一度レースというものに出てみたいと思っていた。
ただの好奇心だ。
レースってどんな感じなのか。
レース中の自分は、何を考え、どんな行動をとるのだろうか。
ヘロヘロになってゴールした先に、果たして何があるのだろうか。
で、マウンテンサイクリング乗鞍を選んだ。
有名だし、安全だし、初心者でも参加できるし、もちろんゴールの景色がいい。
申し込んではみたものの、ほとんど山を走ったことがない。
もちろん、ツーリング途中で出くわす峠は(出来るだけ迂回しながら)登ったが。
20キロもの連続した登りなど走ったことがない。
果たして完走できるのだろうか。
レースは8月最終週の日曜日、あと3ヶ月ある。
レースの目標は"完走"。
そのために、練習をはじめた。
しかしどこを走ればいいのかわかんない。
地図とWebで調べて、奥武蔵GLとやらにチャレンジする。
鎌北湖から登り、黒山三滝に下り、一周するというコースだ。
鎌北湖にデポし(もちろん自走じゃいけません)、登り始める。
いきなり壁のような登りが・・・。
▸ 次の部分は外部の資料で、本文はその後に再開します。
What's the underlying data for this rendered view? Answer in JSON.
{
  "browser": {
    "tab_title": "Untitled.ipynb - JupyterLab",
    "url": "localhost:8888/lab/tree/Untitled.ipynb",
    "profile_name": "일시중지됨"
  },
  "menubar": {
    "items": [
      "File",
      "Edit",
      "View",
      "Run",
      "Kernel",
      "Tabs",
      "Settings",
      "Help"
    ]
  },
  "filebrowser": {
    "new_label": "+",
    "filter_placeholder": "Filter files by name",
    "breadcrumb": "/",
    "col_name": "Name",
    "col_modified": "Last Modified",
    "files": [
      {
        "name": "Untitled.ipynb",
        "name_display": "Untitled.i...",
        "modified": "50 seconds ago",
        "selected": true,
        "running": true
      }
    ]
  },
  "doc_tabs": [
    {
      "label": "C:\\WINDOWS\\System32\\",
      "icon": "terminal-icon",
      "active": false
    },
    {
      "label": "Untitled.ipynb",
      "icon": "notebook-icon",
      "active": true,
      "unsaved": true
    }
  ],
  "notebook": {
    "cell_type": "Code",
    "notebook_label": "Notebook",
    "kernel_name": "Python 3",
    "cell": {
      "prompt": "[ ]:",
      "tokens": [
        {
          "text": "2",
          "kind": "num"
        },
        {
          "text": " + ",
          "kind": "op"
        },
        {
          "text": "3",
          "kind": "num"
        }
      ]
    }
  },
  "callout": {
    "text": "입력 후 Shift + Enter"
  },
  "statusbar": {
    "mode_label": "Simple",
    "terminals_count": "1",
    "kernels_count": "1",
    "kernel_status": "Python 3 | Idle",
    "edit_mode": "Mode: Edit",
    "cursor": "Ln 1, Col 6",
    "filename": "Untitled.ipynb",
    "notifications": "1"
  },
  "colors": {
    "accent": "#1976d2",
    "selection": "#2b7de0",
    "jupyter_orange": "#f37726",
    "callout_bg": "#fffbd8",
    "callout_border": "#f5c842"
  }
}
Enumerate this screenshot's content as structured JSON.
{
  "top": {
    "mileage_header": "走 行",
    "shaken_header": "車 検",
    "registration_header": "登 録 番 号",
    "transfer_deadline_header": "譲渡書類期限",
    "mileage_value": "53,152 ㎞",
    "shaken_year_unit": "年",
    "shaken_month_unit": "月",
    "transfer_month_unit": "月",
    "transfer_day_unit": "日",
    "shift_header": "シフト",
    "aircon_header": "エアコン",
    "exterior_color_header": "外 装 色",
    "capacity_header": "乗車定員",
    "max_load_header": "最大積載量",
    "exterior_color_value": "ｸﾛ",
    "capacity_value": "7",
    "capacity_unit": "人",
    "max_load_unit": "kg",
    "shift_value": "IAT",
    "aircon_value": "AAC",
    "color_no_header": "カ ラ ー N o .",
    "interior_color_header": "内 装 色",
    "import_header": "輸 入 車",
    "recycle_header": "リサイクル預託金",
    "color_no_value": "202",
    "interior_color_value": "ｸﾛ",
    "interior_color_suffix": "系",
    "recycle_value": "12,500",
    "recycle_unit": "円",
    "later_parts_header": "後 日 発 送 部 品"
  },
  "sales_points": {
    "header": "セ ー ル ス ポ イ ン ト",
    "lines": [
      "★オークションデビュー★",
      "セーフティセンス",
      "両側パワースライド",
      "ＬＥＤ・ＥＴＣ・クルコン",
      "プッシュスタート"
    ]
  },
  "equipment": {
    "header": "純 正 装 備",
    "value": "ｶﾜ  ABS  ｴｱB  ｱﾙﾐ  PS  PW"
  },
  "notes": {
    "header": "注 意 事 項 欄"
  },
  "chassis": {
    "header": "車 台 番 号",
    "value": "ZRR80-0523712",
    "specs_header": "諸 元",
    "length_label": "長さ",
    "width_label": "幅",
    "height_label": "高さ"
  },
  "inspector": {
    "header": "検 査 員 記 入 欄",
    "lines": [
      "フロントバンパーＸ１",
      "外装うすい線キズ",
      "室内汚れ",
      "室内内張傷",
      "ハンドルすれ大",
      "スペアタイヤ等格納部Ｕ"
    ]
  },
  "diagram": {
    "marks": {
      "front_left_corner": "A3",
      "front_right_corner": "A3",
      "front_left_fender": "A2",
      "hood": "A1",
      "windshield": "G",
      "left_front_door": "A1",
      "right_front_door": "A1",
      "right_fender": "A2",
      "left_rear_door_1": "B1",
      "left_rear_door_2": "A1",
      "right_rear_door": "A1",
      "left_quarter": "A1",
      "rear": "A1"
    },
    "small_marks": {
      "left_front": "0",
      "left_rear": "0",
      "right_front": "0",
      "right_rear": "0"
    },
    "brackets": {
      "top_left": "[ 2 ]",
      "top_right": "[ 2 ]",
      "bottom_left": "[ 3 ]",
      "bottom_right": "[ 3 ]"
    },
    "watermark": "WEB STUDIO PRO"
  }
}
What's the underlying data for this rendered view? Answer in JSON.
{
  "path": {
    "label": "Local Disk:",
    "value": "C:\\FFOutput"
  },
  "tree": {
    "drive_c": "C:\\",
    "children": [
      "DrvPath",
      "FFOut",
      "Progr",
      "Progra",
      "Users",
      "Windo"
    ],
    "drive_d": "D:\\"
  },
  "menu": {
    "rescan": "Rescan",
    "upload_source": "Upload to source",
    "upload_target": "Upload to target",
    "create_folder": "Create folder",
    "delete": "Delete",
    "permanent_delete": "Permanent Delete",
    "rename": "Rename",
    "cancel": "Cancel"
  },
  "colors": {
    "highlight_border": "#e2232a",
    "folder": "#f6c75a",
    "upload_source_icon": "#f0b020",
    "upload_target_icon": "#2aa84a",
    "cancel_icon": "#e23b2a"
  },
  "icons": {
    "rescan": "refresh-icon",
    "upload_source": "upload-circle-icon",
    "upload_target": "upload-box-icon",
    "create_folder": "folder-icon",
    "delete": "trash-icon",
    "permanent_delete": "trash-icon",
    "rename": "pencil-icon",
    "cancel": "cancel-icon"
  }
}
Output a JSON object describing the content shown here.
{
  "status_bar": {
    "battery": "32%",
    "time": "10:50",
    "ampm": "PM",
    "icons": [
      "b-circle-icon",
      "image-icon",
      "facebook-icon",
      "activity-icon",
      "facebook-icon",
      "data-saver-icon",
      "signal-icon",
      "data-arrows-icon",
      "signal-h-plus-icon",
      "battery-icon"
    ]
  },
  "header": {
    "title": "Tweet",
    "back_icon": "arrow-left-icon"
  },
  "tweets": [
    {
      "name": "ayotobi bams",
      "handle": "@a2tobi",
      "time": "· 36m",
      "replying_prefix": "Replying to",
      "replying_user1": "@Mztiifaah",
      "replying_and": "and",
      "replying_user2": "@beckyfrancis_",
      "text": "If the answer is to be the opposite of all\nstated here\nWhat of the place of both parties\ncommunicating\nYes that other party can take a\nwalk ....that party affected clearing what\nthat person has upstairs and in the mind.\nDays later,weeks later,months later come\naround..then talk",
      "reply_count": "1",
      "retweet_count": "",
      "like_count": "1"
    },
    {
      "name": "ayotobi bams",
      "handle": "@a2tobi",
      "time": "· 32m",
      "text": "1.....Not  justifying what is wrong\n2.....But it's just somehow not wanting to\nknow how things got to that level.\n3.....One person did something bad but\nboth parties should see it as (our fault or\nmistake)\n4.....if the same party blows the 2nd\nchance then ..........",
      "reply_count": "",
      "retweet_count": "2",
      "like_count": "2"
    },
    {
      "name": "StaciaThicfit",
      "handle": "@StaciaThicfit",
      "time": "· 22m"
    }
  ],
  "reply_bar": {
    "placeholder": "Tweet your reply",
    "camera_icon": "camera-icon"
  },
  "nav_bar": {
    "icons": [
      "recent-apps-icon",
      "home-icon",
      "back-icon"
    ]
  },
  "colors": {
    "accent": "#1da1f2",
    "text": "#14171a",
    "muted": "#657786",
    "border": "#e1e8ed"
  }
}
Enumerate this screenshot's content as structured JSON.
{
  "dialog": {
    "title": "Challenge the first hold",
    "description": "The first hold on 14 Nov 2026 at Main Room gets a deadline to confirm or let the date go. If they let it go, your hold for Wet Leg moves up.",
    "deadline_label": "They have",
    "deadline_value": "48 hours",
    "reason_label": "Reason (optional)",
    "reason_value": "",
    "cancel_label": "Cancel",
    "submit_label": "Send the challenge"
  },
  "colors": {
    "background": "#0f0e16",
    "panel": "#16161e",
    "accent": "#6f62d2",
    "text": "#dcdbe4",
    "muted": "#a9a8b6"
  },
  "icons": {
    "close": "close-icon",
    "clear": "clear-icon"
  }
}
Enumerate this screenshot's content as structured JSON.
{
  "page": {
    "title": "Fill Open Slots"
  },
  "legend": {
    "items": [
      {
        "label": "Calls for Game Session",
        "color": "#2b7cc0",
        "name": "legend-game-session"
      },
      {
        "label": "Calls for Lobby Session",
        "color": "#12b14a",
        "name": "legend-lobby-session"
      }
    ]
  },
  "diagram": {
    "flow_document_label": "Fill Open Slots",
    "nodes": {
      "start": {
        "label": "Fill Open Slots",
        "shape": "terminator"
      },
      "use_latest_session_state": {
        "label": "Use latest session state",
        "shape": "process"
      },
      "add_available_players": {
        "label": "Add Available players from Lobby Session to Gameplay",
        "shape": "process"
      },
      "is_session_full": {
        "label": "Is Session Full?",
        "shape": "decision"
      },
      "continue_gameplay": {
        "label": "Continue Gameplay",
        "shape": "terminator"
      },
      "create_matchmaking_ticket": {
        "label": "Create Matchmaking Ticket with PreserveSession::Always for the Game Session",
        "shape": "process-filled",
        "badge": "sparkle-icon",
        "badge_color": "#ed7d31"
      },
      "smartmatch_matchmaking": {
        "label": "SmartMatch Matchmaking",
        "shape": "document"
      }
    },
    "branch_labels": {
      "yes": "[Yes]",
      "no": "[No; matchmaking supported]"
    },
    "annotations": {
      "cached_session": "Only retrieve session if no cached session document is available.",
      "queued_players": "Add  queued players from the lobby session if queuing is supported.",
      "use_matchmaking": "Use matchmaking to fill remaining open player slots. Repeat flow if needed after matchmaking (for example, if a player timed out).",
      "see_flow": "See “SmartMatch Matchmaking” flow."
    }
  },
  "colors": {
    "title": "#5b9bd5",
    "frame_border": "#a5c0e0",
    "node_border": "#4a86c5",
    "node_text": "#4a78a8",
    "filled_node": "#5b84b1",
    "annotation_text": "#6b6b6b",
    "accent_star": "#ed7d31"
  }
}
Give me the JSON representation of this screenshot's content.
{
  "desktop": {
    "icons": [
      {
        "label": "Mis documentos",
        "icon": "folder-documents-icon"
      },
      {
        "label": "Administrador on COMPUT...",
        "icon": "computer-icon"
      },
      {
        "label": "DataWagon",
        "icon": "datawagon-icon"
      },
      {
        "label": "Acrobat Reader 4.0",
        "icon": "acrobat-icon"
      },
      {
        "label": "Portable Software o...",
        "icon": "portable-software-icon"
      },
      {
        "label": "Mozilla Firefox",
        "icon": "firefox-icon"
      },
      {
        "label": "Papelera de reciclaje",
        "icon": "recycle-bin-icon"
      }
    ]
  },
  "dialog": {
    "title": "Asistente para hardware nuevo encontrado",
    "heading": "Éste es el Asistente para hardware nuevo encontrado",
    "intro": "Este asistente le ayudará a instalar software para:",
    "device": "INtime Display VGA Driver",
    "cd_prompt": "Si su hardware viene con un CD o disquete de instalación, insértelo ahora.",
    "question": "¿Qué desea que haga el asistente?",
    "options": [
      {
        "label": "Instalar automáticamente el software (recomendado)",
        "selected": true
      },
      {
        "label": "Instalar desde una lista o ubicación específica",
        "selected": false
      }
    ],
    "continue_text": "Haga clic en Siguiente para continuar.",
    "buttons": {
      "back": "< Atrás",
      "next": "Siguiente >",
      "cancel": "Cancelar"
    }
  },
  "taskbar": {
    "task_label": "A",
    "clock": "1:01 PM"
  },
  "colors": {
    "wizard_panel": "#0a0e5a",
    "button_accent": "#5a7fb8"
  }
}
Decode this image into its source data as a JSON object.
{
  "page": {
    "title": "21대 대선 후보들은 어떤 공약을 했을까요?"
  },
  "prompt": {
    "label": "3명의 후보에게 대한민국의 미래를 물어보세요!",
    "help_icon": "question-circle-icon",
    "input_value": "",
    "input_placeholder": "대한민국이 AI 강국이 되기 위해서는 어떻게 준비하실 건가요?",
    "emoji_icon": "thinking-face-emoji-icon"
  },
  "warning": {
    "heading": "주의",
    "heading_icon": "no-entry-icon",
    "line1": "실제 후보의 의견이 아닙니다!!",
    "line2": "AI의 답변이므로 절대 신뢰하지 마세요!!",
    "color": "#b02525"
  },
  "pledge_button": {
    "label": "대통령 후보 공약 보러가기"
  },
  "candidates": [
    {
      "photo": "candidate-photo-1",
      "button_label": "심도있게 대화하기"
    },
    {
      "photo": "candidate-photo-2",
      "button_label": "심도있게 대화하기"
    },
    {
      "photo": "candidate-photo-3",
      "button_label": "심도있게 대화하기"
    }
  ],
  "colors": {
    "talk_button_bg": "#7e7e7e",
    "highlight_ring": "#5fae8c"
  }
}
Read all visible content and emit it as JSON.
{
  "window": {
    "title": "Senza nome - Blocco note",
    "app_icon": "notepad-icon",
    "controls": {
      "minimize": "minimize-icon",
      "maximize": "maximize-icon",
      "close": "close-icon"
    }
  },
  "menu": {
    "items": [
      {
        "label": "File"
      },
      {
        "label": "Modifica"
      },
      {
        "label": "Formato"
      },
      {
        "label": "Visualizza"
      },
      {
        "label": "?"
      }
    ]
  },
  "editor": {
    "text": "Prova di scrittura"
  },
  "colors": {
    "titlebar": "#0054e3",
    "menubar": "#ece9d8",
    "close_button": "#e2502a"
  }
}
いやーきつかった。
何度止まって休んだかわかりません。
黒山三滝への分岐点まで、今なら30分程度だけど、その時は(たぶん)
1時間以上かかったんじゃないかな。
高低差300m、距離6500m程度の上りをだから、時速6km/h。
でも、一周25キロを走りきると、なんともいえない達成感だった。
それからは、時間があればこの場所に出向き走った。
ノンストップで走れるようになり、
そのうち、黒山への分岐を右折しないで顔振峠まで行けるようになった
関八州の展望台までもいけるようになった。
そして、レース前には(顔振峠、関八州で少し休むけど)刈場坂まで
行けるようになった。
なんとか完走できそうな気がしてきた。
そして、8月最終週。
僕とK田は乗鞍に向かう。
なんとか予約できた温泉宿は、行ってみてビックリ。
スタート地点からかなり下のほうだった。
前日は受付だけど、そこにたどり着くだけでヘロヘロになった。
明日、レース前にこの坂はきびしいぞ!
受付会場にはいかにも速そうなヒルクライマーがうじょうじょいる。
早速受付をすませ、出店を覗く。
明日、ここからスタートするんだな。遥か遠くに、ゴールが望める。
あそこがゴール!あまりにも遠いぞ。
宿に戻り、自転車の最終調整を行う。
夕食を食って、ビールを飲んで、その日はとっとと寝た。
そして、レース当日、起きると雨の音が・・・。
大雨だ。
初レースが雨・・・。
テンションは一気に下がる。
車でスタート地点に行き、小屋で待機する。
この雨の中を走るのか!って憂鬱な気分でいると、
"おー"という歓声ともため息ともとれる声が駐車場から聞こえる。
中止だ。
ゴール地点は雨風が強く危険であるという主催者の判断だ。
半分ホッとした。半分悔しい。
というころで、僕の初レースは中止となった。
帰宅後、急遽今シーズン参加できるHCレースを探し、
みつまたのHCレースに申し込む。
どうしても、走りたかったのだ。